Had God designed the world, it would not be
A world so frail and faulty as we see.
– C.S. Lewis
C.S. Lewis is most known for being the author of The Chronicles of Narnia, a series of fantasy novels written for children and published during the 1950s. As a boy, Mr. Lewis was enchanted by the thought that animals could talk, and he loved mythology, immersing himself in mythical tales throughout his life.
He was also a close friend and collaborator with J. R. R. Tolkein.
So it’s not surprising that with his love of mythical tales, and his upbringing as a Christian, that he also turned to writing about Christianity itself, the most mythical tale of all.
What is surprising is that for a few years in his teens, Mr. Lewis saw the light and declared himself an atheist, realizing that the stories he had been told from the bible just didn’t make sense. For whatever reason, he fell back into the comfort of his mythical beliefs, and for the rest of his life he wallowed in the comfort that the mythical tales of the bible provided.
I’ve always found it incredible when I hear of atheists turning religious, because in my own experience of being raised in Christianity, once I found how much of it didn’t make sense, I’ve felt there’s no way I would be able to convince myself that God existed, even if I found that having that belief was somehow comforting.
I’d rather suffer the pain of reality, than the delusion of a perfect, god controlled world.
One argument that helped turn me into an atheist was the fact that the Christian god is advertised as being perfect. Further, man was created in his image, insinuating that man was perfect as well.

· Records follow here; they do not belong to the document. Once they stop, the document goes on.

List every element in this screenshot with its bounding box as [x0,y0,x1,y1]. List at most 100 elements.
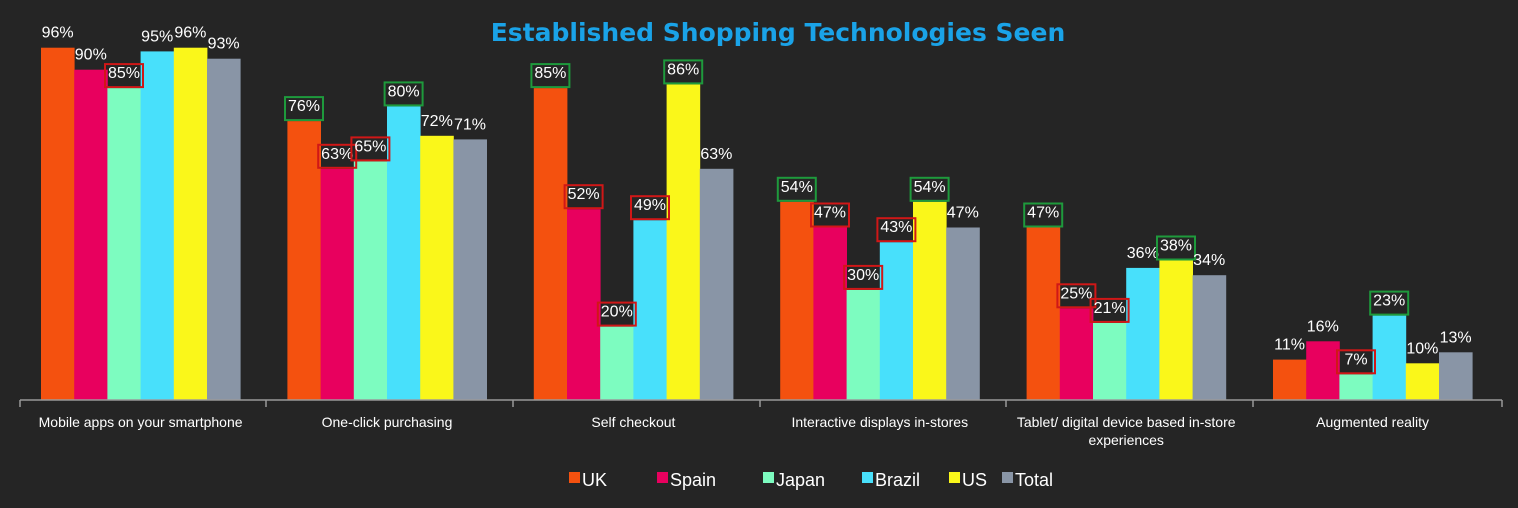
bar-brazil-3 [633,220,667,400]
data-label: 7% [1344,351,1367,368]
bar-brazil-4 [879,242,914,400]
data-label: 25% [1060,285,1092,302]
bar-uk-5 [1026,227,1061,400]
bar-us-1 [173,47,208,400]
highlight-box-green [383,81,424,107]
highlight-box-red [104,63,144,89]
bar-total-3 [699,168,734,400]
bar-uk-6 [1273,359,1307,400]
category-label: Tablet/ digital device based in-store [1017,414,1236,430]
data-label: 86% [667,61,699,78]
data-label: 90% [75,47,107,64]
bar-us-3 [666,84,701,401]
legend-swatch-spain [657,472,668,483]
highlight-box-red [596,301,637,327]
data-label: 34% [1193,252,1225,269]
bar-total-1 [207,58,241,400]
highlight-box-red [563,184,604,210]
bar-spain-4 [813,227,847,400]
legend: UK Spain Japan Brazil US Total [569,470,1053,490]
bar-spain-3 [567,209,601,400]
category-labels: Mobile apps on your smartphone One-click … [39,414,1429,448]
highlight-box-red [843,264,884,290]
bar-uk-2 [287,121,321,400]
data-label: 16% [1307,318,1339,335]
highlight-box-green [1023,202,1064,228]
highlight-box-green [776,176,817,202]
highlight-box-green [1156,235,1196,261]
bar-japan-1 [107,88,141,400]
data-label: 30% [847,267,879,284]
legend-label-spain: Spain [670,470,716,490]
legend-swatch-brazil [862,472,873,483]
bar-spain-1 [74,69,108,400]
bar-uk-3 [533,88,568,400]
bar-brazil-1 [140,51,175,401]
data-label: 13% [1440,329,1472,346]
data-label: 20% [601,304,633,321]
bar-spain-5 [1059,308,1094,401]
bar-japan-3 [600,326,634,400]
legend-label-brazil: Brazil [875,470,920,490]
data-label: 63% [321,146,353,163]
highlight-box-red [1089,297,1130,323]
highlight-box-red [1336,349,1376,375]
highlight-box-green [284,96,324,122]
data-label: 47% [1027,205,1059,222]
data-label: 54% [781,179,813,196]
data-label: 54% [914,179,946,196]
highlight-box-green [1369,290,1410,316]
legend-label-us: US [962,470,987,490]
category-label: Self checkout [591,414,675,430]
data-label: 85% [534,65,566,82]
highlight-box-red [350,136,391,162]
category-label: One-click purchasing [322,414,453,430]
bar-us-2 [420,135,454,401]
highlight-box-red [810,202,850,228]
chart-title: Established Shopping Technologies Seen [491,18,1066,47]
data-label: 76% [288,98,320,115]
bar-japan-4 [846,289,881,400]
data-labels-layer: 96%90%85%95% 96%93%76%63% 65%80%72% 71%85%5… [42,25,1472,375]
legend-swatch-us [949,472,960,483]
legend-label-uk: UK [582,470,607,490]
bar-uk-4 [780,201,814,400]
highlight-box-red [876,217,917,243]
data-label: 96% [42,25,74,42]
highlight-box-red [630,195,670,221]
category-label: Mobile apps on your smartphone [39,414,243,430]
data-label: 65% [354,138,386,155]
bar-us-6 [1405,363,1440,400]
bar-total-5 [1192,275,1227,400]
bar-japan-5 [1093,322,1127,400]
data-label: 49% [634,197,666,214]
data-label: 47% [947,205,979,222]
category-label: experiences [1088,432,1164,448]
data-label: 85% [108,65,140,82]
highlight-box-green [530,63,571,89]
legend-label-total: Total [1015,470,1053,490]
bar-japan-6 [1339,374,1373,400]
data-label: 10% [1406,340,1438,357]
bar-japan-2 [353,161,388,400]
data-label: 47% [814,205,846,222]
data-label: 21% [1094,300,1126,317]
highlight-box-red [1056,283,1097,309]
bar-spain-6 [1306,341,1340,400]
data-label: 38% [1160,238,1192,255]
data-label: 63% [700,146,732,163]
legend-label-japan: Japan [776,470,825,490]
data-label: 72% [421,113,453,130]
data-label: 36% [1127,245,1159,262]
bar-uk-1 [41,47,75,400]
bar-total-6 [1439,352,1473,400]
bar-total-4 [946,227,980,400]
data-label: 11% [1274,337,1305,354]
data-label: 52% [568,186,600,203]
bar-us-5 [1159,260,1193,400]
legend-swatch-total [1002,472,1013,483]
bar-spain-2 [320,168,355,400]
bar-total-2 [453,139,487,400]
bar-brazil-6 [1372,315,1407,400]
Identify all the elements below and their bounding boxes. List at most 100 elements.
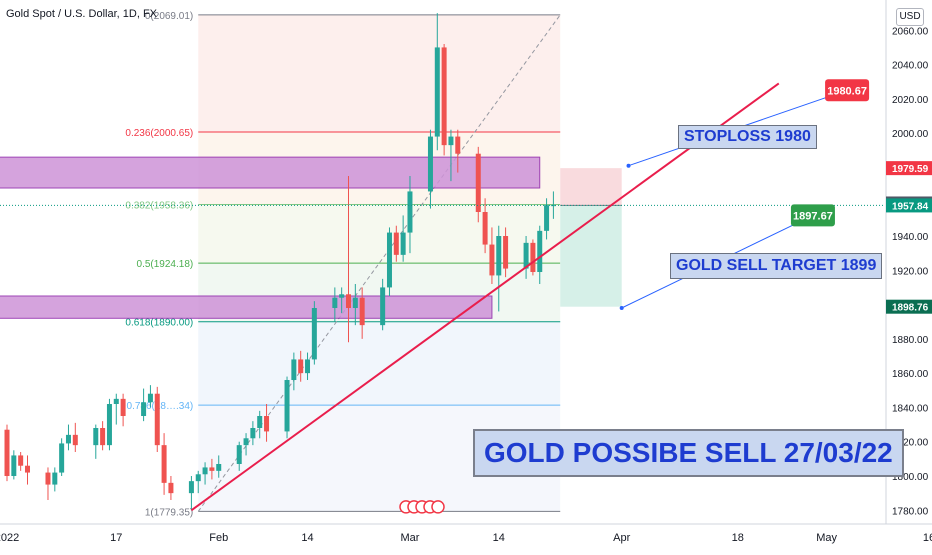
price-tick-label: 2040.00 — [892, 61, 929, 72]
time-tick-label: 14 — [493, 532, 505, 544]
fib-trend-line — [197, 14, 561, 512]
candle-body — [18, 455, 24, 466]
callout-bubble — [825, 79, 870, 102]
candle-body — [100, 428, 106, 446]
candle-body — [305, 359, 311, 374]
candle-body — [243, 438, 249, 446]
candle-body — [147, 393, 153, 403]
candle-body — [346, 294, 351, 308]
fib-band — [198, 14, 561, 133]
time-tick-label: May — [816, 532, 837, 544]
fib-level-label: 0.382(1958.36) — [125, 201, 193, 212]
candle-body — [264, 416, 270, 432]
callout-anchor — [619, 306, 624, 310]
candle-body — [339, 294, 345, 298]
candle-body — [4, 429, 10, 476]
candle-body — [332, 297, 338, 308]
candle-body — [216, 464, 222, 471]
candle-body — [284, 380, 290, 432]
candle-body — [298, 359, 304, 374]
candle-body — [59, 443, 65, 473]
price-marker-label: 1957.84 — [892, 201, 929, 212]
candle-body — [550, 205, 556, 207]
candle-body — [455, 136, 461, 154]
price-tick-label: 2060.00 — [892, 26, 929, 37]
candle-body — [11, 455, 17, 476]
candle-body — [482, 212, 488, 245]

Well we would have to be right? How could a perfect being create anything that wasn’t perfect? Logic dictates that if god created something that wasn’t perfect, he made a mistake. If people who make mistakes aren’t perfect, then a god that makes mistakes isn’t perfect either.
So what is this whole business with hell then? How is is possible that god not only created imperfect beings, but he also created this terribly nasty place to send them, and it could be argued, the guy that runs the place is even more powerful than god himself.
According to Christianity, god is like some know it all father, who tells his son to eat his vegetables, while laying the table with cakes, ice cream, candy, and a huge bag of those bite sized Halloween chocolates. Then when his son gives in to temptation, and he samples just one Snickers bar, dad sends him to his room, douses the carpet with gasoline, and sets the whole house aflame.
Only not satisfied with just killing his son, he makes sure that his son’s life is saved at the last moment. He whispers into the charred son’s ear, “Just wait for tomorrow, we get to do this all over again!”
Pretty sick right? But that’s Christianity, and by telling his son what’s going to happen to him if he ever takes a bite of that Snickers from the time he’s a little lad to when he’s a grown man, you can bet that the son is going to be pretty weary of anything to with peanuts, caramel and chocolate.
The construct of hell is a part of Christianity because it creates fear. Fear is how you motivate people. For most of history, a prime motivation of the church has been to convince you that you need them a lot more than you need the wages you just earned.
But it’s also power. Just look at the current political environment of Republicans, who in large part learned how great a motivator fear is because they are mostly Christians.
You must fear gays, you must fear crime, you must fear immigrants, you must fear Democrats, in fact you must fear anyone who isn’t a white Christian. By instilling them with all that fear, you can get them to vote against their own self interest. Does a coal miner in Virginia really have a strong desire to cut taxes for the billionaires that send them into the bowels of the earth to catch black lung disease?
No, but make them fearful about guns being taken away, or abortion, or Black Lives Matter, and they will happily pay more taxes enabling the wealthiest to become even wealthier.
Make them fearful enough and you can even convince a large percentage of Christians that a guy who cheated on all three of his wives, and has committed all of the deadly seven sins in bulk is such a saint that god has personally chosen him to be our leader.
To quote a recent editorial in the Enterprise, “What a bunch of horse pucky!”